With labor, there should be more going on down there. "Bloody mucus or a change in vaginal discharge increases the likelihood that it's real labor and not a false alarm," says Bart Putterman, M.D., an ob-gyn at Texas Children's Pavilion for Women in Houston.
Thanks to the squeeze your baby is putting on your digestive system, any foods can be gas-inducing culprits. And though cruciferous veggies such as cauliflower and broccoli and high-fiber foods like beans may be loaded with baby-growing nutrients, they're prime candidates for loading your belly with gas. If the gas pains continue, consider cutting gas-inducing goodies out of your diet until your baby arrives.

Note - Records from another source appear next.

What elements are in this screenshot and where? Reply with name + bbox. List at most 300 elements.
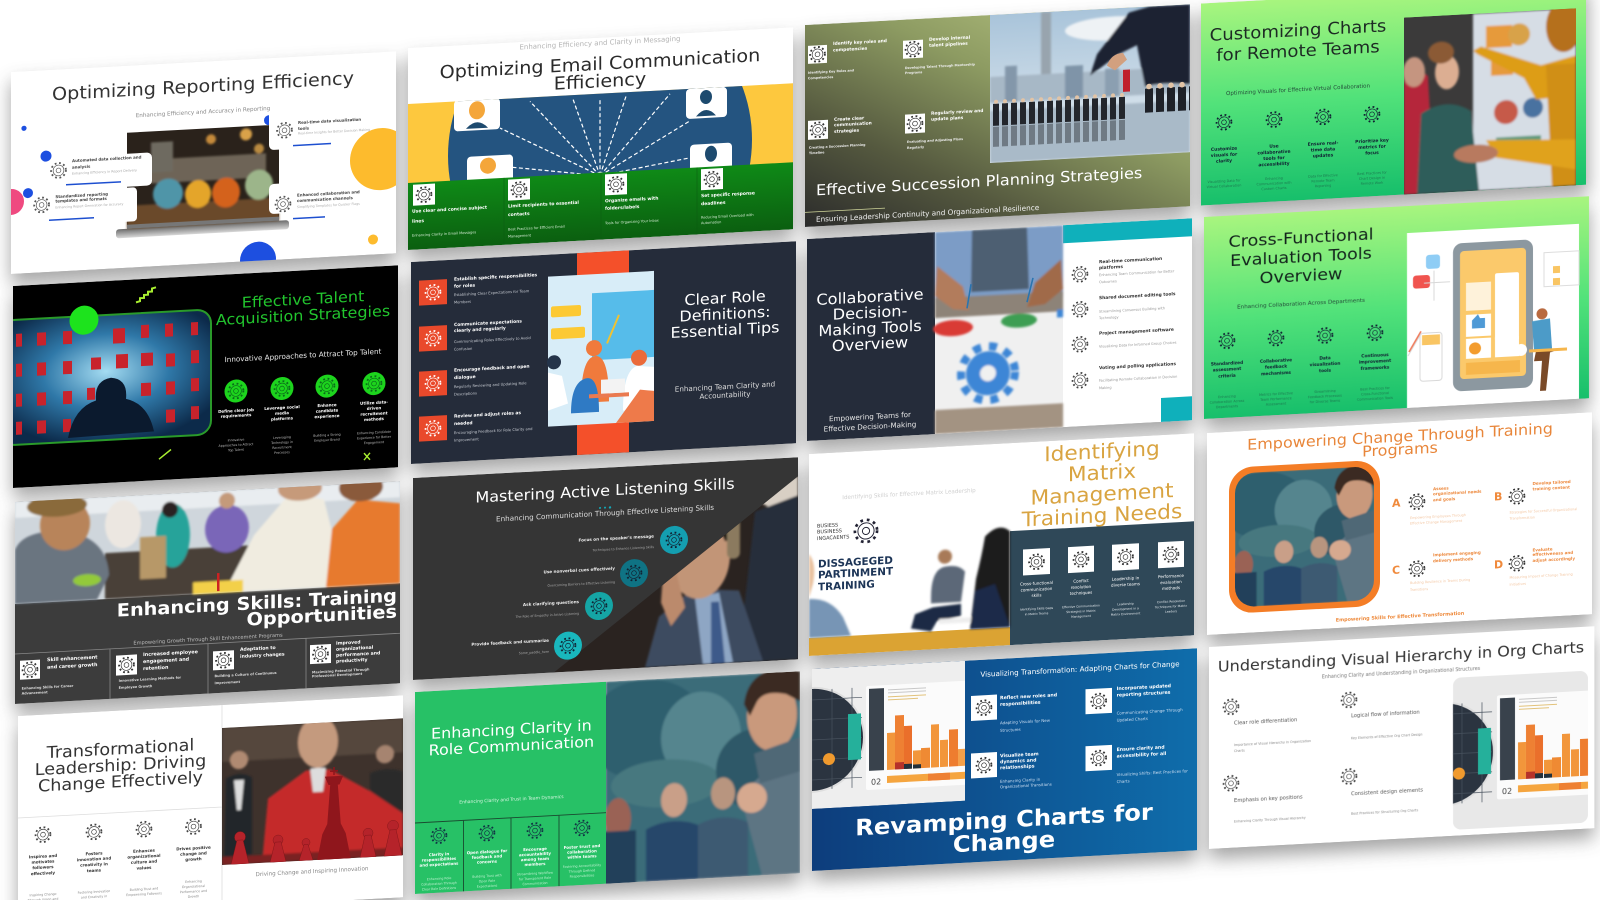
columns text: Cross-Functional	[1361, 391, 1389, 397]
columns text: Expectations	[477, 884, 498, 889]
columns text: Metrics for Effective	[1259, 391, 1293, 397]
tip 1: Establish specific responsibilities	[454, 272, 538, 283]
tip 2: clearly and regularly	[454, 325, 506, 334]
photo: training meeting	[15, 471, 400, 604]
tip 1: for roles	[454, 283, 475, 290]
item: real-time data: Real-time Insights for Better Decision Making	[298, 128, 370, 136]
item 3: strategies	[834, 128, 860, 135]
columns text: Remote Work	[1361, 181, 1383, 186]
slide: Cross-Functional Evaluation Tools	[1204, 196, 1589, 419]
skill columns: skills	[1031, 592, 1042, 598]
item 3: Organizational Transitions	[1000, 782, 1052, 789]
columns text: Employer Brand	[314, 437, 340, 443]
columns text: Collaboration Through	[421, 881, 457, 887]
listening tips: Ask clarifying questions	[523, 599, 580, 607]
item: real-time data: Real-time data visualization	[298, 117, 361, 125]
title: Making Tools	[818, 316, 922, 340]
columns text: Enhancing	[185, 879, 202, 884]
logo: INGACAENTS	[817, 534, 849, 542]
columns text	[27, 845, 211, 900]
step text: adjust accordingly	[1532, 556, 1575, 563]
item 2	[903, 34, 976, 75]
tip 2: contacts	[508, 211, 530, 218]
columns text: Building Trust and	[130, 886, 158, 892]
listening tips	[471, 534, 654, 658]
columns text: tools	[1319, 368, 1331, 374]
item 1	[1224, 695, 1311, 754]
item 1	[808, 38, 887, 80]
columns text: change and	[180, 850, 207, 857]
tip 2: Confusion	[454, 347, 473, 352]
columns text: Building Trust with	[472, 873, 502, 879]
item 1: Clear role differentiation	[1234, 717, 1297, 727]
columns text: growth	[185, 856, 202, 862]
columns text: among team	[521, 856, 549, 862]
skill columns: Performance	[1158, 573, 1184, 579]
title: Change	[953, 826, 1055, 858]
columns text: Collaborative	[1260, 357, 1292, 365]
columns text: Standardized	[1211, 360, 1243, 368]
listening tips: Techniques to Enhance Listening Skills	[592, 545, 654, 552]
skill columns: communication	[1021, 586, 1053, 593]
title: Revamping Charts for	[855, 798, 1153, 841]
skill columns: Management	[1071, 614, 1092, 619]
cell 1	[20, 655, 98, 696]
columns text: feedback and	[472, 853, 502, 860]
columns text: innovation and	[77, 855, 111, 862]
title: Enhancing Clarity in	[431, 717, 592, 743]
columns text: Visualizing Data for	[1208, 178, 1241, 184]
tip 2: Communicate expectations	[454, 319, 522, 328]
subtitle: Enhancing Communication Through Effective Listening Skills	[496, 503, 714, 524]
columns text: Top Talent	[227, 448, 245, 452]
tool 1: Real-time communication	[1099, 256, 1162, 265]
subtitle: Ensuring Leadership Continuity and Organizational Resilience	[816, 203, 1040, 224]
slide: Transformational Leadership	[18, 695, 403, 900]
phone illustration	[1407, 224, 1579, 408]
columns text: responsibilities	[422, 856, 457, 863]
listening tips: Overcoming Barriers to Effective Listening	[548, 580, 615, 588]
item: automated data	[51, 154, 142, 186]
columns text: metrics for	[1358, 144, 1387, 151]
item: standardized reporting: Standardized reporting	[55, 191, 108, 199]
item 3: Timeline	[809, 150, 824, 155]
item: enhanced collaboration: communication channels	[297, 195, 354, 203]
tip 3	[604, 172, 659, 225]
tip 2: Limit recipients to essential	[508, 200, 579, 210]
title: Effective Succession Planning Strategies	[816, 164, 1142, 199]
columns text: Open dialogue for	[467, 848, 507, 855]
columns text: Approaches to Attract	[219, 442, 254, 448]
icons row	[1220, 325, 1382, 349]
logo	[817, 519, 877, 545]
subtitle: Empowering Teams for	[829, 410, 911, 423]
title: Acquisition Strategies	[216, 302, 390, 329]
tip 3: Regularly Reviewing and Updating Role	[454, 381, 527, 389]
skill columns: Conflict	[1073, 578, 1089, 584]
columns text: Clear Role Definitions	[422, 886, 456, 892]
title: Training Needs	[1021, 500, 1182, 531]
team illustration	[547, 271, 654, 427]
cell 4: Professional Development	[312, 672, 363, 679]
columns text: followers	[32, 864, 54, 870]
columns text: driven	[367, 405, 381, 411]
title: Efficiency	[554, 69, 646, 95]
title: Definitions:	[679, 303, 771, 325]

While gas pains can cause a bloated feeling in your tummy, labor pains involve a big muscle contraction all along your abdomen. "There's an uncomfortable tightening in the stomach during labor, where the whole stomach feels hard," Dr. du Treil says. If your tummy hardens every time you're experiencing pain, it's likely a contraction, not gas.
Typically, gas pains resolve themselves pretty quickly once you hit the loo. If a restroom visit helps, it means that the baby is hanging out in your uterus for a little while longer.